Electric Spider Fence: This relatively new fence is mainly used to protect domestic animals or crops. It contains a 5‑wire system that is only 4 feet tall and uses a light 16‑gauge wire. It relies on fiberglass posts that maintain wire tension and spacing. It does not require bracing but requires wood posts on the corners. It comes with an electrified gate. Note: this is a semi‑permanent fence (lasts 10‑12 years), and not as durable or long lasting as woven wire. Baiting with peanut butter (as outlined above) is important to make this fence fully effective. The cost is under 50 cents per linear foot.

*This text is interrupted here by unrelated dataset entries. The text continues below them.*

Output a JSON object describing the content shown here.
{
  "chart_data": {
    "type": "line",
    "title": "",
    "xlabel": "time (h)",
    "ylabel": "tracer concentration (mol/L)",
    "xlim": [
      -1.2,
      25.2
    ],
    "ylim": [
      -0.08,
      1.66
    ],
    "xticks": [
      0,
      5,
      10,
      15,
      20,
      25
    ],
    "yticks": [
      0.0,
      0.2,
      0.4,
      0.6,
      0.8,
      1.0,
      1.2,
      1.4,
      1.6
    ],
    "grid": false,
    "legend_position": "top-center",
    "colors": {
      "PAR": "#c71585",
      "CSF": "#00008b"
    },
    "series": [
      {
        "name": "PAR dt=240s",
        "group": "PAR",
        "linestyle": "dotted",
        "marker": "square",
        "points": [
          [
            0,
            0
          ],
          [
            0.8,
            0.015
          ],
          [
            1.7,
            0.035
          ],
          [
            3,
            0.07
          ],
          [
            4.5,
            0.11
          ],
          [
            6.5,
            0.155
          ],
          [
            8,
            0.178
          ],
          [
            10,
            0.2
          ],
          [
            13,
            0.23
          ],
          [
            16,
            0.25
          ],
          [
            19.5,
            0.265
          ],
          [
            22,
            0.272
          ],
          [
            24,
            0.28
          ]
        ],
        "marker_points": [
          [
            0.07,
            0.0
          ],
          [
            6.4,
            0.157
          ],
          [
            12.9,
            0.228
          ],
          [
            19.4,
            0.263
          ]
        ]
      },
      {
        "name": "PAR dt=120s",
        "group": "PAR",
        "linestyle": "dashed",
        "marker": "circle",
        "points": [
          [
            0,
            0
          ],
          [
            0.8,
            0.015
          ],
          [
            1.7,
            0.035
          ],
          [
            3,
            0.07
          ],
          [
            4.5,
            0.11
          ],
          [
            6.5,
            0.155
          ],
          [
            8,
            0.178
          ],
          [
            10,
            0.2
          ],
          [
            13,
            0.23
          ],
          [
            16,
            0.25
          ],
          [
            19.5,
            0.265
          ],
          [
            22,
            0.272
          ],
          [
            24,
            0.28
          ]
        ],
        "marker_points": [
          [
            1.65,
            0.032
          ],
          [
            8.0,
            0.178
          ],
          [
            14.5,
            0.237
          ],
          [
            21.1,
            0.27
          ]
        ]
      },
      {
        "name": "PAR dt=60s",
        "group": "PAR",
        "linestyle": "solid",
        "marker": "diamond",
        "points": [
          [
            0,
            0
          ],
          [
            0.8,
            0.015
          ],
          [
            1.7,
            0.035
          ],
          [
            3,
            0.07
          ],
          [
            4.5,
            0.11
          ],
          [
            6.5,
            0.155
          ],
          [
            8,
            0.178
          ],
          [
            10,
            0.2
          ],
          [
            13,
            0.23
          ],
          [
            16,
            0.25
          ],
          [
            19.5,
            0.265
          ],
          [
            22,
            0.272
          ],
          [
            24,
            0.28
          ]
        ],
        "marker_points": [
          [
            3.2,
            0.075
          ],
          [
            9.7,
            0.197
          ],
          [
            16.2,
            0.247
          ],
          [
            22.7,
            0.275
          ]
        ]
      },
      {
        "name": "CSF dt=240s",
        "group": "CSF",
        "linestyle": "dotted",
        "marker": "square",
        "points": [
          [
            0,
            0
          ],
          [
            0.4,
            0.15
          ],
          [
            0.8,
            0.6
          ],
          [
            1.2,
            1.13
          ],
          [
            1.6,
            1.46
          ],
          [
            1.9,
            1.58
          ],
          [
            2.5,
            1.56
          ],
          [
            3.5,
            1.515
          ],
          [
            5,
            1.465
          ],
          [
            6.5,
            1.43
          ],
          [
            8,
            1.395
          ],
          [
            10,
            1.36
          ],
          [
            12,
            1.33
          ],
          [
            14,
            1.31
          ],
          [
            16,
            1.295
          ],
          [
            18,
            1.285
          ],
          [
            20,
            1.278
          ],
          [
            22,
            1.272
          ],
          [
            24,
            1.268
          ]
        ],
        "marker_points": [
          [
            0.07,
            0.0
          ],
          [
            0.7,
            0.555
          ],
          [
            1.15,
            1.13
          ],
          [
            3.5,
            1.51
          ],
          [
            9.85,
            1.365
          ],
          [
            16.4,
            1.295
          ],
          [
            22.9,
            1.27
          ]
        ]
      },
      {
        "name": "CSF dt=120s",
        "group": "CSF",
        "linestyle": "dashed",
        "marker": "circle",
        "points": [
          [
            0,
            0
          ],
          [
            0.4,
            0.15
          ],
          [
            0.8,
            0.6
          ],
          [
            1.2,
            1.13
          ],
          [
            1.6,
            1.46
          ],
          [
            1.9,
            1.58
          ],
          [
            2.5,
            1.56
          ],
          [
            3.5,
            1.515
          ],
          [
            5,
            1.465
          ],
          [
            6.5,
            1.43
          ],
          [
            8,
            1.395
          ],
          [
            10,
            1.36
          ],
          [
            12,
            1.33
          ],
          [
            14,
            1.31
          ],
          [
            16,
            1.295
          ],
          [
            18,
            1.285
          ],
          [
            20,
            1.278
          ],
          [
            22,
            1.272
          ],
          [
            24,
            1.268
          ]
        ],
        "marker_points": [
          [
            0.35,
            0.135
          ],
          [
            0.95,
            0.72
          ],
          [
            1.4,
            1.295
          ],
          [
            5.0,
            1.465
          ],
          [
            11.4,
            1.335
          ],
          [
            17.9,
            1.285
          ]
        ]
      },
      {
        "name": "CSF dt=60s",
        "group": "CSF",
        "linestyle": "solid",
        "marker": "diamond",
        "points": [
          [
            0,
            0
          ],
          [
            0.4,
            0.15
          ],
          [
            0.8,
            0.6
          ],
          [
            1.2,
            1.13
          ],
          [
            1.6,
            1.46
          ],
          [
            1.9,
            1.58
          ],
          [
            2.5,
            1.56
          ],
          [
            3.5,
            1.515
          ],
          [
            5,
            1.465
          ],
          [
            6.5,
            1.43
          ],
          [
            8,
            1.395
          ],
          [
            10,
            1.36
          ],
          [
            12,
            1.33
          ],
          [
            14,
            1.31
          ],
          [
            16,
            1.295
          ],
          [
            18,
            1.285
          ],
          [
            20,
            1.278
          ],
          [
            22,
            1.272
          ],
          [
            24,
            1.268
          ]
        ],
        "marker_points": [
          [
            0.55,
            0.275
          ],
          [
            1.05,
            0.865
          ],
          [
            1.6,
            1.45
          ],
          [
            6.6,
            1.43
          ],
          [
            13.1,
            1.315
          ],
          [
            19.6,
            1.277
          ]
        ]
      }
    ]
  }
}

High-Tensile Vertical Fence: These fences deter deer effectively as long as a height of 8 feet is achieved and the wires are correctly spaced so deer don’t go through them. We recommend the design using 9 high-tensile wires (Craven et al, 2001 --- see diagram). Deer will try to go under or through these kinds of fences, so the bottom wire should be no more than 2 inches off the ground (strung very tightly) with additional wires spaced at 8-9 inch intervals. The materials include high-tensile, smooth wire, (12 ½ gauge) and an energizer that puts out 5000 volts at a maximum pulse. This fence can last as long as 25 years. Installation and materials range from 50 cents to $1.50 a linear foot. Some people run an additional, baited strand of hot wire (such as Premier Fence’s Intellitape or Intellirope) outside the fence to ensure that deer encounter electrified wire and get a shock before attempting to go through the vertical fence. The main problem with vertical fences is that deer tend to get through them, which is why this new design (9 high tensile wires, strung no more than 9 inches apart) replaces the older recommendation of a 7-wire vertical fence, with wires 10-12 inches apart (Craven et al, 2001).

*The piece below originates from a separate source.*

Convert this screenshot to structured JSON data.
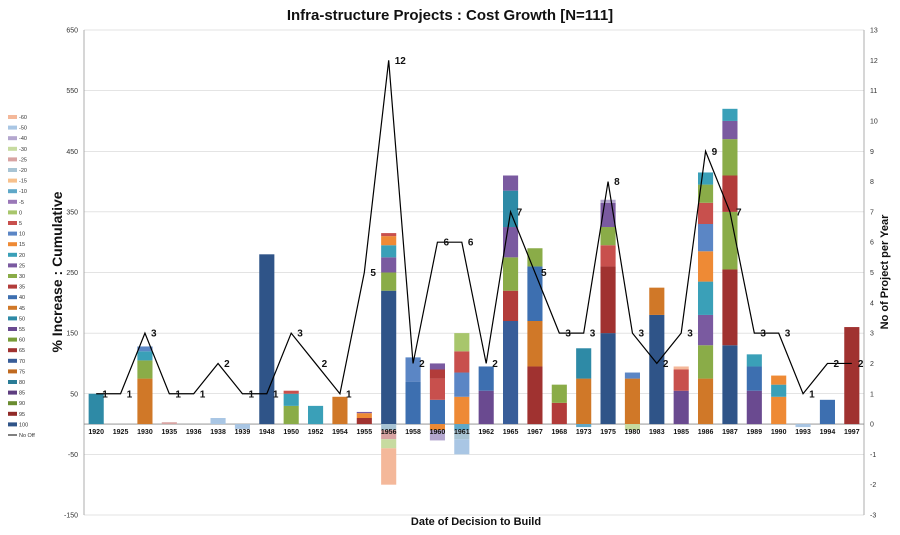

Slanted 7‑Wire Fence: This 12 gauge fence is a variation of the vertical fence and generally more effective because it confuses deer. It must be slanted at a 30‑degree angle to the ground. Because of the slanting effect, the deer see a much more formidable barrier than really exists. It measures only 5 feet high but 8 feet wide, and contains an electrical "incentive" which increases its deterrent value. This kind of fence costs about $1.50‑2.00 per linear foot. The disadvantages are that it’s more difficult to maneuver around this slanting fence to do maintenance (mowing, etc.) due to its wide berth. More importantly, far fewer people use this fence because it “requires strict adherence to construction guidelines concerning rigid fence corner assemblies and fence configurations (Craven et al, 2001).”